Technical Implementation Details
Training Parameters
Parameter | Value |
---|---|
Base Policy Model | Qwen2.5-7B |
Judge Model | gpt-4o-mini |
Batch Size | 96 |
Learning Rate | 5×10⁻⁶ |
Rollouts per Prompt | 16 |
Training Steps | 300 |
Example Rubric Generation Prompt (Medical)
You are an expert rubric writer. Create evaluation criteria for judging response quality to this medical question:
[Question]
[Reference Answer]
Requirements:
- 7-20 criteria items
- Categories: Essential/Important/Optional/Pitfall
- Self-contained descriptions
- JSON format output
Real-World Application Guide
Domain-Specific Tips
Medical Applications:
-
Prioritize criteria for factual accuracy and safety warnings -
Include specific terminology checks (e.g., “Identifies Stage III pressure ulcer”) -
Add negative criteria for dangerous recommendations
Scientific Analysis:
-
Focus on logical structure and formula application -
Include criteria for experimental validity checks -
Add units consistency checks
Common Pitfalls to Avoid
Mistake | Better Approach |
---|---|
Too many criteria (>20) | Focus on 7-15 key quality dimensions |
Complex weighting schemes | Use 3-4 importance levels maximum |
Ignoring negative criteria | Include “Pitfall” items for common errors |
Future Directions
-
Dynamic Weight Learning
Automatically adjust criterion importance based on training feedback -
Multi-Modal Evaluation
Extend to evaluate code, diagrams, and mixed media outputs -
Curriculum Learning
Start with simple criteria, gradually introduce complex requirements
Conclusion
The RaR framework demonstrates that structured, human-readable evaluation criteria can effectively guide AI training in domains lacking clear ground truth.

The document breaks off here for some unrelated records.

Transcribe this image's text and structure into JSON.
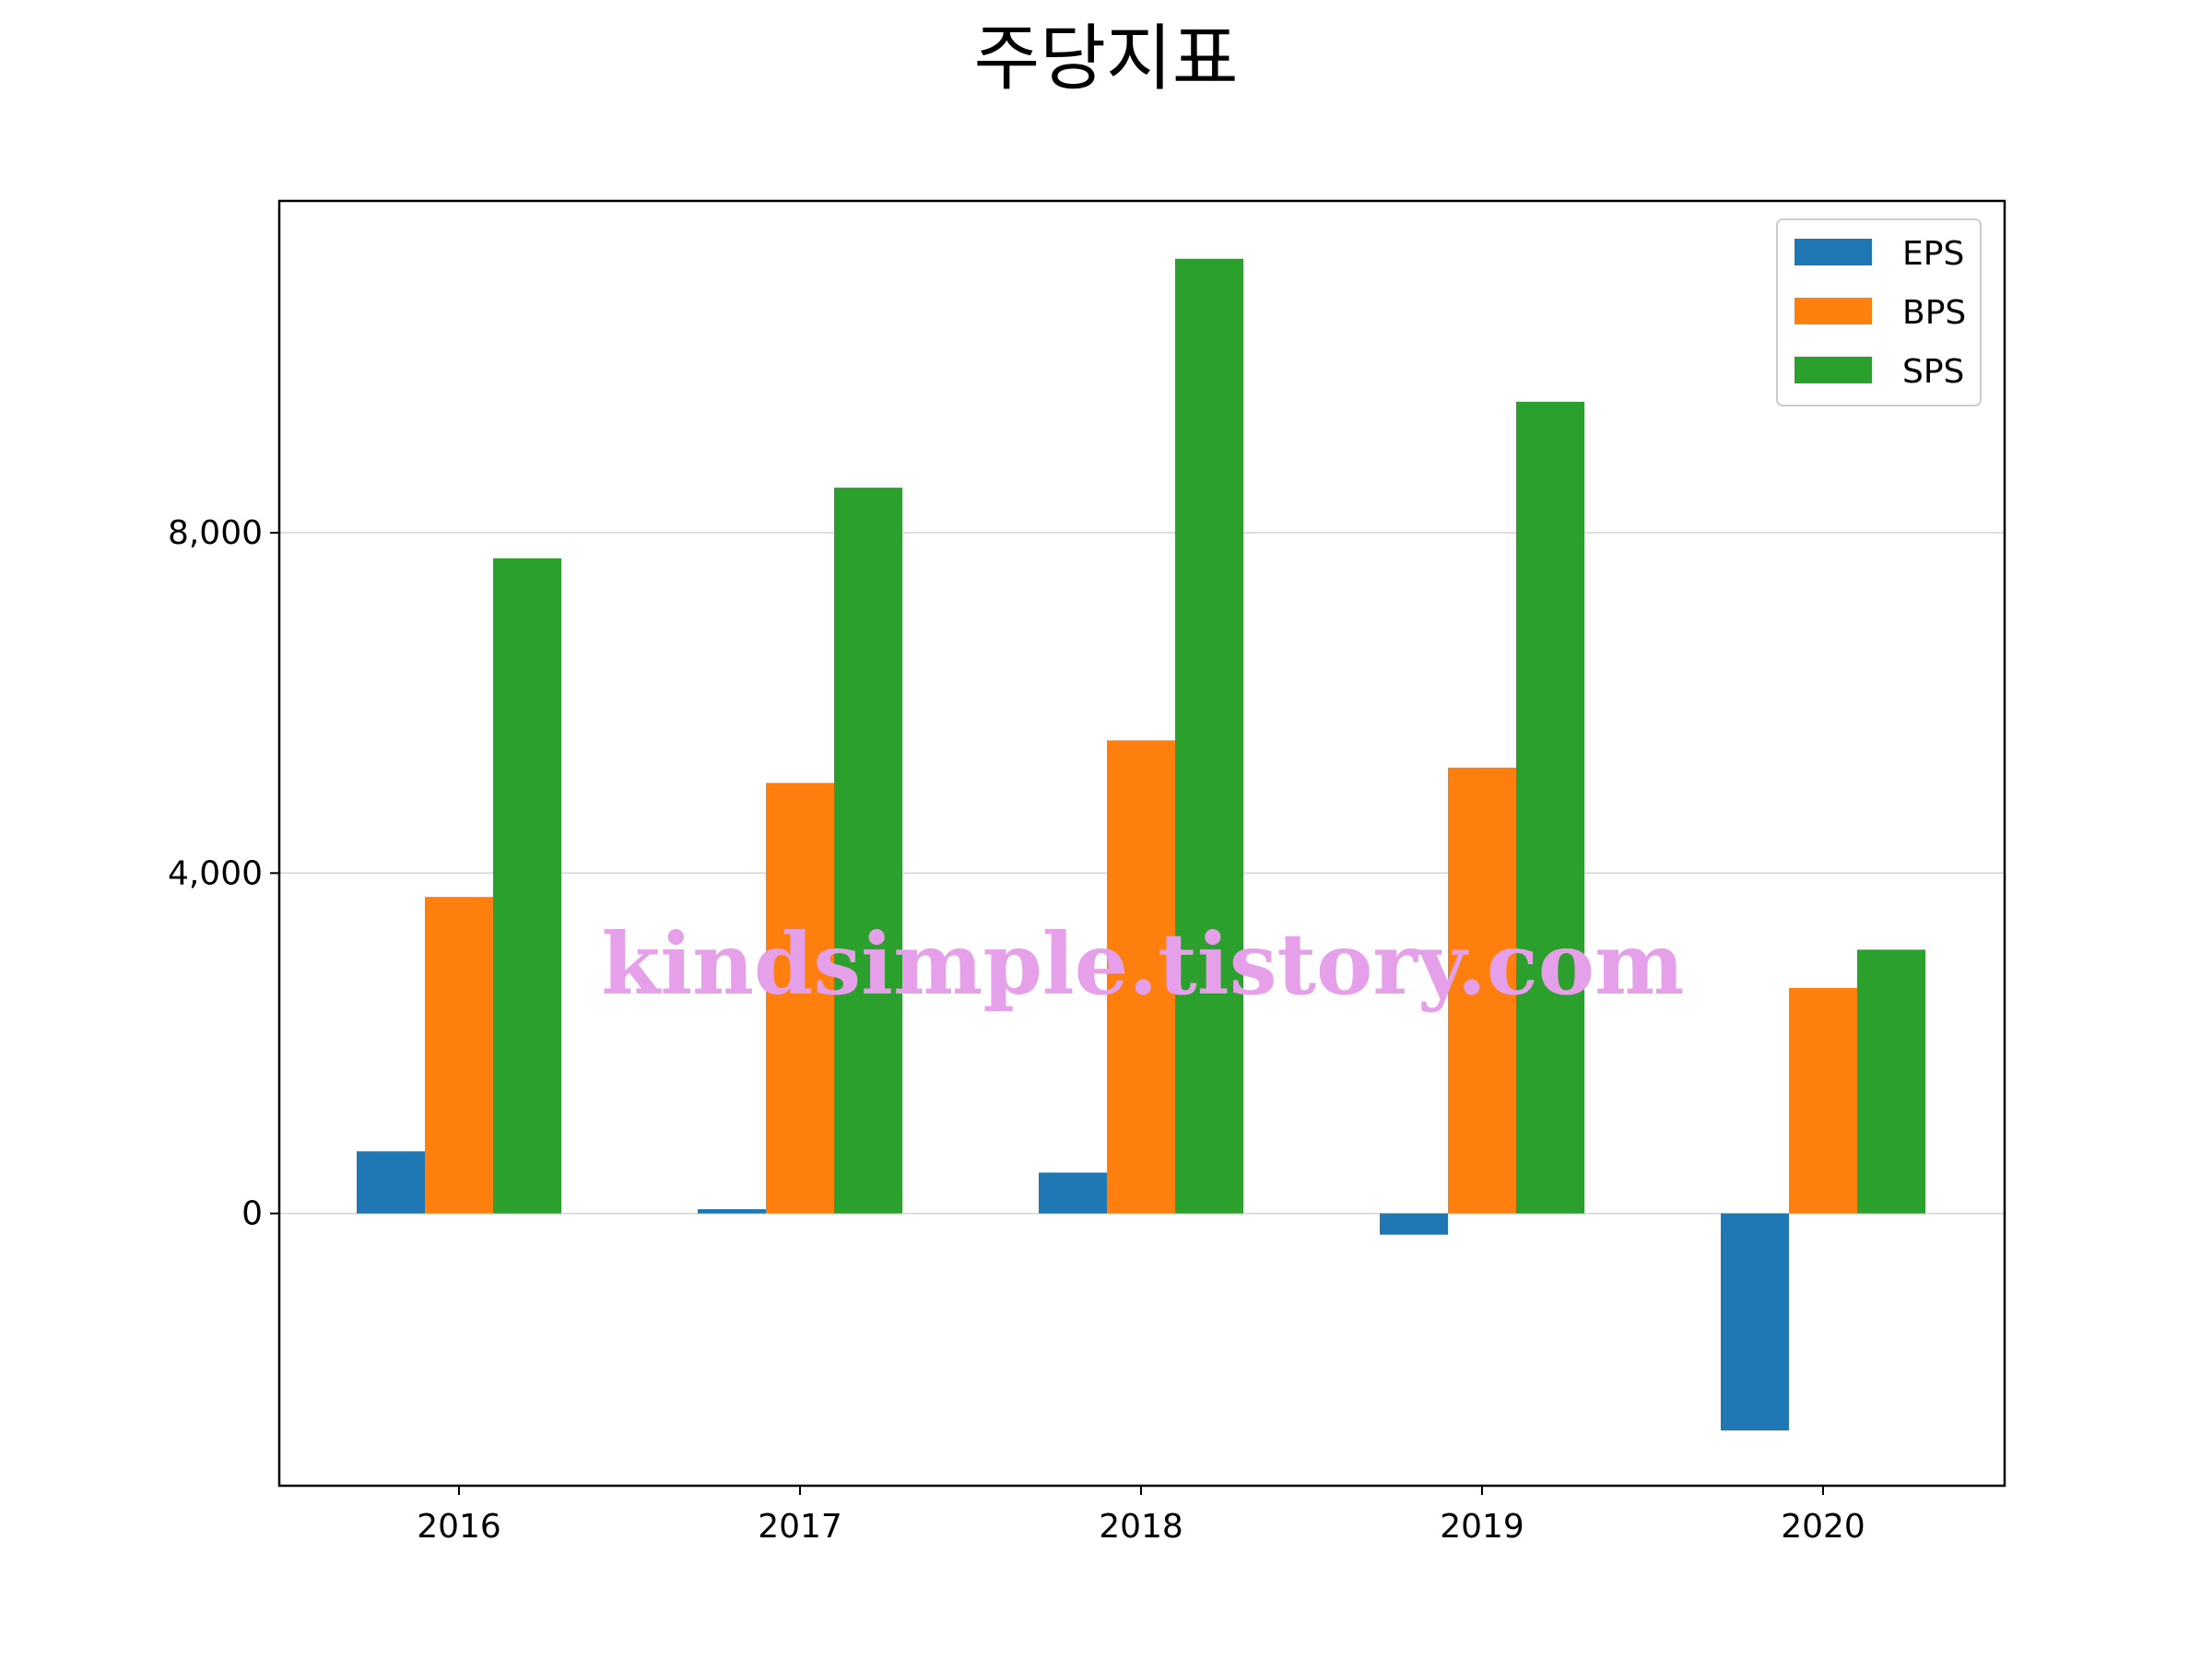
{
  "chart_data": {
    "type": "bar",
    "title": "주당지표",
    "xlabel": "",
    "ylabel": "",
    "categories": [
      "2016",
      "2017",
      "2018",
      "2019",
      "2020"
    ],
    "series": [
      {
        "name": "EPS",
        "color": "#1f77b4",
        "values": [
          730,
          50,
          480,
          -250,
          -2550
        ]
      },
      {
        "name": "BPS",
        "color": "#ff7f0e",
        "values": [
          3720,
          5060,
          5560,
          5240,
          2650
        ]
      },
      {
        "name": "SPS",
        "color": "#2ca02c",
        "values": [
          7700,
          8530,
          11220,
          9540,
          3100
        ]
      }
    ],
    "ylim": [
      -3200,
      11900
    ],
    "yticks": [
      0,
      4000,
      8000
    ],
    "ytick_labels": [
      "0",
      "4,000",
      "8,000"
    ],
    "grid": true,
    "legend_position": "top-right",
    "watermark": "kindsimple.tistory.com"
  }
}
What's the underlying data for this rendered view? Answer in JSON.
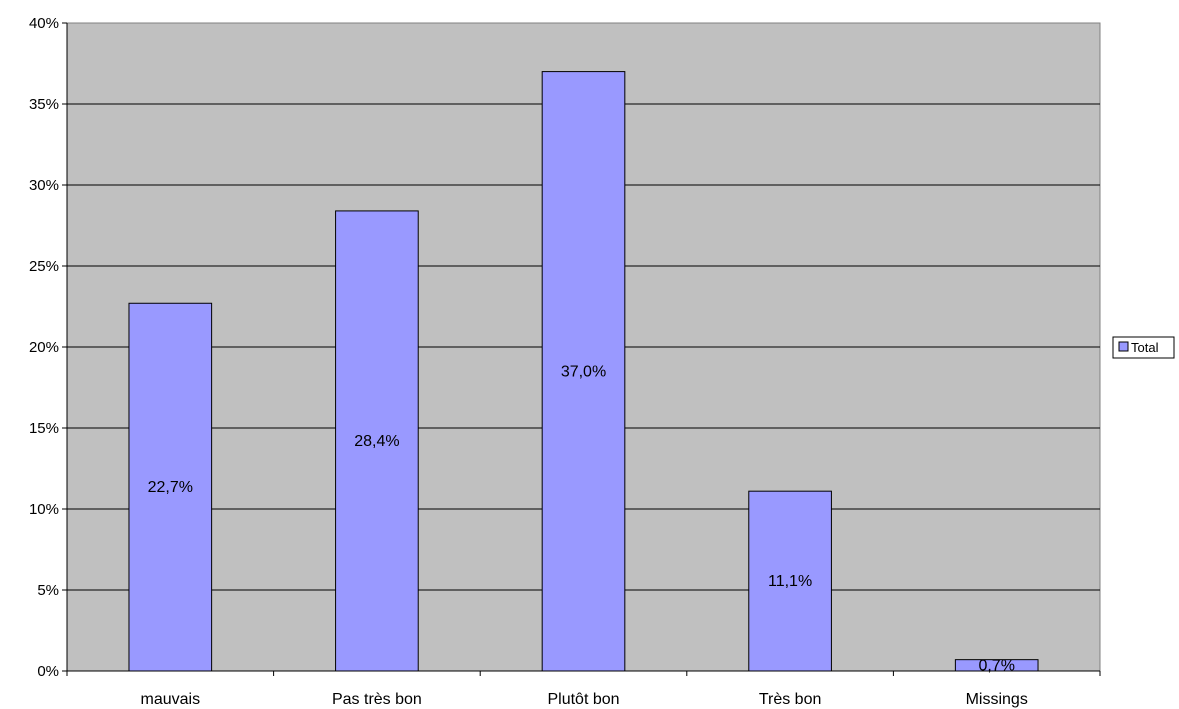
{
  "chart_data": {
    "type": "bar",
    "categories": [
      "mauvais",
      "Pas très bon",
      "Plutôt bon",
      "Très bon",
      "Missings"
    ],
    "series": [
      {
        "name": "Total",
        "values": [
          22.7,
          28.4,
          37.0,
          11.1,
          0.7
        ]
      }
    ],
    "data_labels": [
      "22,7%",
      "28,4%",
      "37,0%",
      "11,1%",
      "0,7%"
    ],
    "y_ticks": [
      "0%",
      "5%",
      "10%",
      "15%",
      "20%",
      "25%",
      "30%",
      "35%",
      "40%"
    ],
    "ylim": [
      0,
      40
    ],
    "y_unit": "%",
    "grid": true,
    "legend_position": "right",
    "colors": {
      "bar_fill": "#9999ff",
      "plot_background": "#c0c0c0",
      "grid": "#000000",
      "outline": "#000000"
    }
  }
}
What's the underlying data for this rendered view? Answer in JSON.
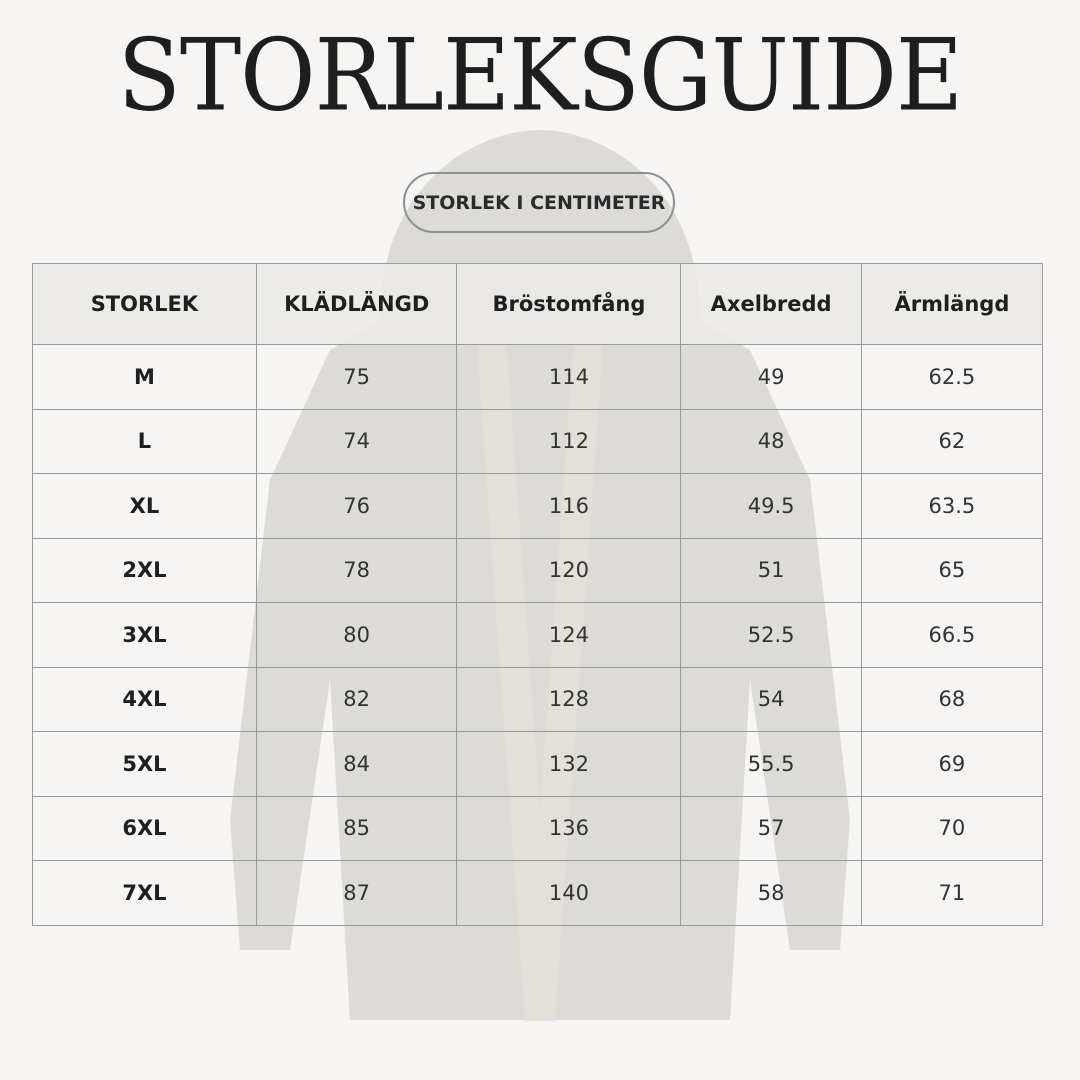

By making the reward mechanism transparent and interpretable, this approach:
-
Achieves better alignment with human preferences -
Reduces dependence on massive preference datasets -
Maintains performance across different model sizes -
Enables more controllable AI development
This methodology particularly benefits high-stakes domains like healthcare and scientific research, where output quality directly impacts real-world outcomes.